Zweiräder testet AUTO BILD Klassik ja sonst eigentlich nicht. Bei der BMW R50S machen wir mal eine Ausnahme – sie passt perfekt in unseren Spaß-Vergleich von vier "echten Fuffzigern". sehr bald erkennen wir: Ihre allerliebste Disziplin ist der Slalom. Wo die Autos quietschend um die Pylonen wanken und der Ape-Fahrer um sein Leben bangt, da fährt die BMW mit leichtem Swingen praktisch geradeaus, denn sie ist ja als Einspurfahrzeug so schön schmal. Doch auch wenn wir die Kurven richtig ausreiten, ist die R50S das vergnüglichste Fahrzeug. Auf dem Motorrad gibt es keine dieser lästigen Seitenkräfte wie beim Auto, denn durch die Kurvenneigung geht die Zentrifugalkraft immer schön mittig durch den Allerwertesten nach unten.
Das Erfolgsgeheimnis der BMW R50S ist das Fehlen der Seitenkräfte auf den Körper. Alles geht so geschmeidig. Und dann noch der seidige Boxermotor!
Bild: Christian Bittmann
Aber das ist nicht der einzige Vorzug gegenüber dem Auto. Der wesentlichste ist, dass man hoch aufgerichtet draußen im Freien Platz nimmt. Überblick! Frische Luft! Das Fühlen der Geschwindigkeit durch Druck- und Temperatursensoren in der Haut. Und dann noch die rasante Beschleunigung dank der 35 PS des S-Modells (Normalversion: 26 PS) bei nur 200 Kilo Leergewicht! Schließlich der seidenglatte Klang des Zweizylinder-Boxers. Nicht zu vergessen auch die freiliegende Technik mit Mittelmotor. Der Kardanantrieb. Die komplexe Vorderradschwinge, die paradoxerweise dazu führt, dass die Maschine beim Bremsen vorn hochgeht. Die total uncoolen, aber superbequemen Sättel statt einer Sitzbank. Die serienmäßige Luftpumpe.
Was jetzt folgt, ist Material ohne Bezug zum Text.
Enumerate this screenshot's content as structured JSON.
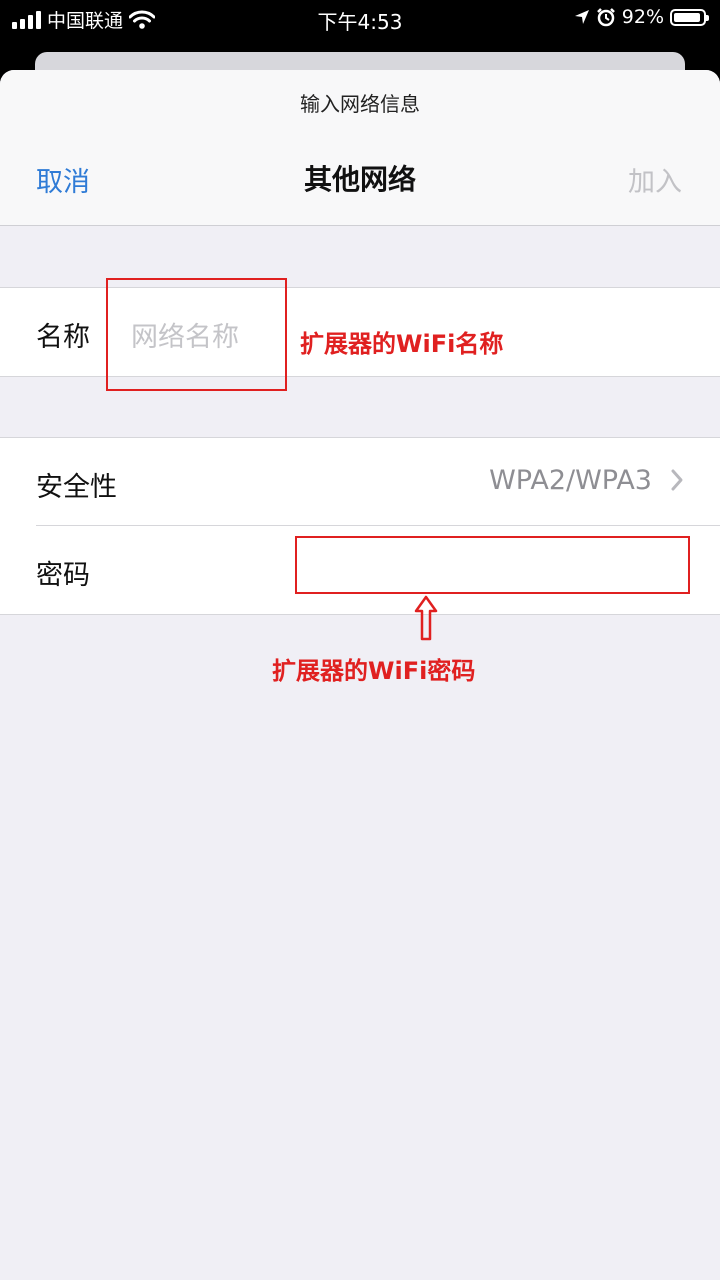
{
  "status_bar": {
    "carrier": "中国联通",
    "time": "下午4:53",
    "battery": "92%",
    "battery_level": 0.92
  },
  "sheet": {
    "prompt": "输入网络信息",
    "cancel_label": "取消",
    "title": "其他网络",
    "join_label": "加入"
  },
  "form": {
    "name_label": "名称",
    "name_placeholder": "网络名称",
    "security_label": "安全性",
    "security_value": "WPA2/WPA3",
    "password_label": "密码"
  },
  "annotations": {
    "name_note": "扩展器的WiFi名称",
    "password_note": "扩展器的WiFi密码",
    "color": "#e02020"
  },
  "colors": {
    "accent": "#2f7bd6",
    "disabled": "#c2c2c6",
    "background": "#f0eff5"
  },
  "icons": [
    "signal-icon",
    "wifi-icon",
    "location-icon",
    "alarm-icon",
    "battery-icon",
    "chevron-right-icon",
    "arrow-up-icon"
  ]
}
BMW baute schon damals die zuverlässigsten Motorräder überhaupt. Die R50S ist ein zweirädriges Meisterwerk.
Bild: Christian Bittmann
Wir haben aber auch Nachteile notiert: Beim Verzögern kommt die BMW mit ihren zwei Rädern nicht an die Vierrädrigen heran. Außerdem ist da die schwierige Kommunikation mit dem Sozius; vor allem aber gibt es keinen Kofferraum. Wer die Brötchen vom Bäcker heimschippern möchte, hat ein Problem. Zwar existiert eine Art Handschuhfach im Tank. Dennoch wäre der als Zubehör lieferbare Gepäckträger anzuraten, also Transportmöglichkeit gegen Aufpreis! Nun, in den 50ern war es ja auch üblich, bei Autos für eine Heizung extra zur Kasse zu bitten. Die wiederum hat die BMW serienmäßig, zumindest für die Füße, denn die lagern hinter den beiden heißen Zylindern. 160 Spitze läuft die R50S, acht mehr als der Audi 50. Umso erstaunlicher, dass die schwarze Maschine bei der Beschleunigung über die Viertelmeile zwei Sekunden hinter dem Audi ins Ziel kommt. Aber unser Audi stand auch besonders gut im Futter. Dennoch hat die BMW als erstes Motorrad im Klassik-Test einen bleibenden Eindruck hinterlassen. In der Fahrspaßwertung liegt sie am Ende ganz vorn, und in der Redaktion kommt plötzlich die gefährliche Lust auf klassische Bikes auf.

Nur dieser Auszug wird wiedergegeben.